Cutaway One - John Swogger, 2010
Been working on some rather tangential ideas for The Way involving cutaway views. These are a staple part of my own archaeological illustration portfolio – as they are for anyone doing any kind of technical illustration work. I’m well used to the way they work, to their conventions, their advantages and their disadvantages – but I was reminded back in October at the VIA conference just how alien a viewpoint they are for some people.
I’ve become interested in the subtleties of the language of cutaways and diagrams in general – about the way they merge text and image, but do so in accordance with very specific and not always very obvious rules. There’s a strange reductive aesthetic at work to reduce the artefacts of real life to a highly structured symbolic language that is supposedly more “real” than their real origins.
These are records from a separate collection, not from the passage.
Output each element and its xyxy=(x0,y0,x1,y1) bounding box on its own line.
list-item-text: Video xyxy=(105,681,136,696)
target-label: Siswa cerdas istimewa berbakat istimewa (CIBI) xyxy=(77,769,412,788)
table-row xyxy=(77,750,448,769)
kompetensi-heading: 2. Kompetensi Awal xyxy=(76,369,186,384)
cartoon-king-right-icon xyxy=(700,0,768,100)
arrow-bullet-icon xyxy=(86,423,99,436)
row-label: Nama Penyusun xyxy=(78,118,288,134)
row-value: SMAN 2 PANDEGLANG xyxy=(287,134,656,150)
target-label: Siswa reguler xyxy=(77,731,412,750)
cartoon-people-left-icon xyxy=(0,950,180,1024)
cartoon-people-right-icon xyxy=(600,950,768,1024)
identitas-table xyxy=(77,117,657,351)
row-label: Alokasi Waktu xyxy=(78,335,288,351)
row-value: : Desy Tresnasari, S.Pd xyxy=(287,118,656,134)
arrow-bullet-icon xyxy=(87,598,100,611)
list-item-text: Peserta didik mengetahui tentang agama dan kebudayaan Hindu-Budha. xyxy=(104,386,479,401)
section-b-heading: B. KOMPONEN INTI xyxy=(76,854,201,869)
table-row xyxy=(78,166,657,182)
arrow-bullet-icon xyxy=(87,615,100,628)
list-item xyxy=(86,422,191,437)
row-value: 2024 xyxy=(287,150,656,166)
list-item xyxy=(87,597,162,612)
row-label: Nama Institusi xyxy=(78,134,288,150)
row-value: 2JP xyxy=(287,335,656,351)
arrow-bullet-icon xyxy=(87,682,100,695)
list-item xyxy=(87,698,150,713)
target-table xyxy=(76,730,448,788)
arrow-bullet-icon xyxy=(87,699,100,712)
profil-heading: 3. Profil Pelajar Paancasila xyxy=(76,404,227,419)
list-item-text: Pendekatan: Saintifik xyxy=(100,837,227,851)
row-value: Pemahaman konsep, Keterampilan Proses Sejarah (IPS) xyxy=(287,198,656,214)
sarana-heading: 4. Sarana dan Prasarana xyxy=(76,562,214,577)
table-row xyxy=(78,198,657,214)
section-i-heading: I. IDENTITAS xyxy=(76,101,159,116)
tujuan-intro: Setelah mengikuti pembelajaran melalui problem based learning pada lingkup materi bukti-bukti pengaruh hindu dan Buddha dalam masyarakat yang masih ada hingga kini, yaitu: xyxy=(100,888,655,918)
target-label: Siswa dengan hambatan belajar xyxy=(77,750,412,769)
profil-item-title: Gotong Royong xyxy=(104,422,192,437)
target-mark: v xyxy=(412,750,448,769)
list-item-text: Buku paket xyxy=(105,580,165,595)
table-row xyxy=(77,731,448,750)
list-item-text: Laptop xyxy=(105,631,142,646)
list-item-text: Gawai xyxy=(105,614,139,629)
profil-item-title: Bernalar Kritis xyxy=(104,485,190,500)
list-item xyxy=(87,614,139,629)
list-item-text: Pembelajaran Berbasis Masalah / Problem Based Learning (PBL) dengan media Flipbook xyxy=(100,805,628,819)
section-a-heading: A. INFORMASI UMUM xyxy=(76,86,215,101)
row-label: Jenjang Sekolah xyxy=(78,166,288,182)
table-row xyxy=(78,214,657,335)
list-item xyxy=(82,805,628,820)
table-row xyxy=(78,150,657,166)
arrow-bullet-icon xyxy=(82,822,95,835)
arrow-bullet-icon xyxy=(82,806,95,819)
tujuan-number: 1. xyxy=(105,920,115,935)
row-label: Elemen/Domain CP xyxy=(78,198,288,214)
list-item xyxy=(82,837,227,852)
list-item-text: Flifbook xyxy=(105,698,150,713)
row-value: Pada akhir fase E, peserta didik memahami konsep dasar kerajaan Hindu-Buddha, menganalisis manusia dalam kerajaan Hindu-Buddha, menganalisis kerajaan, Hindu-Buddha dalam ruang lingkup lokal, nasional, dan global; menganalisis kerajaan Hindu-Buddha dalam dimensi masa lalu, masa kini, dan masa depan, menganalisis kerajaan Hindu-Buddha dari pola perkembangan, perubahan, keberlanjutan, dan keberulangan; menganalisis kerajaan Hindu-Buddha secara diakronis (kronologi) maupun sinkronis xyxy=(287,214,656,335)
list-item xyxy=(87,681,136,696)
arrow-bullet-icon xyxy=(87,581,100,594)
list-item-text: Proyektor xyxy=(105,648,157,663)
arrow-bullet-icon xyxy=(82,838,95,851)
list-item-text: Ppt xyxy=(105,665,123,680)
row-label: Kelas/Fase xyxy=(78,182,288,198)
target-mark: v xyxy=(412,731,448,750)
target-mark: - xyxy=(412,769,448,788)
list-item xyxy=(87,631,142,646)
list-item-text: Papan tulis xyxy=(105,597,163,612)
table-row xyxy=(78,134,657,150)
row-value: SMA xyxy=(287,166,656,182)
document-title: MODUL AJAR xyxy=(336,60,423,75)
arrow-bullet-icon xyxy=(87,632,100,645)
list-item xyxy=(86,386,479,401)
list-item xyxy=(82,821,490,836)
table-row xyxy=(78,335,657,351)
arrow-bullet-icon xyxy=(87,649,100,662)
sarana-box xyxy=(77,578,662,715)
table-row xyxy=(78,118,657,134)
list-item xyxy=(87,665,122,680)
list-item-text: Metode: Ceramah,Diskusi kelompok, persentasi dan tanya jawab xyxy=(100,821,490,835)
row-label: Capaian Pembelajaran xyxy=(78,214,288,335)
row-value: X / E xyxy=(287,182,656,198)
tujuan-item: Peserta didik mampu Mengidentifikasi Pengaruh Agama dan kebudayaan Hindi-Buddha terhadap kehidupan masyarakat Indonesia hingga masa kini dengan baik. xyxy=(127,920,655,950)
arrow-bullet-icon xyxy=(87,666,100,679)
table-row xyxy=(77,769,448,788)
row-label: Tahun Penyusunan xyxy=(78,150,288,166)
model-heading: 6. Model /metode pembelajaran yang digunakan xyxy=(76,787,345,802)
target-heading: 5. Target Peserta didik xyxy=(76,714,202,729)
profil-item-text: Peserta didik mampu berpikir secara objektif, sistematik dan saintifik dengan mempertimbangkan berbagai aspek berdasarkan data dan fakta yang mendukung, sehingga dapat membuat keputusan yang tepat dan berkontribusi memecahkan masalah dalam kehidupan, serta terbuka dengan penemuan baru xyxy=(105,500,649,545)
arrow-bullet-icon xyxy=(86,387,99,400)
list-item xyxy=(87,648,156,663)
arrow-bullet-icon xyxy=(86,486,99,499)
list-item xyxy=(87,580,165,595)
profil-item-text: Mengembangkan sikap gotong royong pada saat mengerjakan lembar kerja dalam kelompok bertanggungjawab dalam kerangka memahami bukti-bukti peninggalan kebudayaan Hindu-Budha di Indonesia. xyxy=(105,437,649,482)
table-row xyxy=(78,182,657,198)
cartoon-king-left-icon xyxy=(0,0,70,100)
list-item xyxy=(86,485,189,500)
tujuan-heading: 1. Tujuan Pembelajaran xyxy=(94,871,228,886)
Cutaway diagrams, like X-rays, show you the “truth” of something because of their ability to show the inside and the out – the hidden and the revealed – at the same time.
I’ve also become interested in the context of these illustrations – in the mechanical, technical, “scientific” world they inhabit. These are the illustrations of medicine, of engineering, geology and the structural sciences (and yes, of archaeology, too). They are an unreal depiction of the very real, very concrete world.
In their unreality, don’t they seem to mock the physical mundanity of their subject matter? And yet no one sees them as “unreal”. I’d like to explore more about how these illustrations work, and how some of their conventions might be used to – literally, I suppose – see inside, behind or beneath – the physical environment under depiction. I like the way that they combine the conventions of illustration and art – a convergence I’d like to explore further in regard to “The Way”.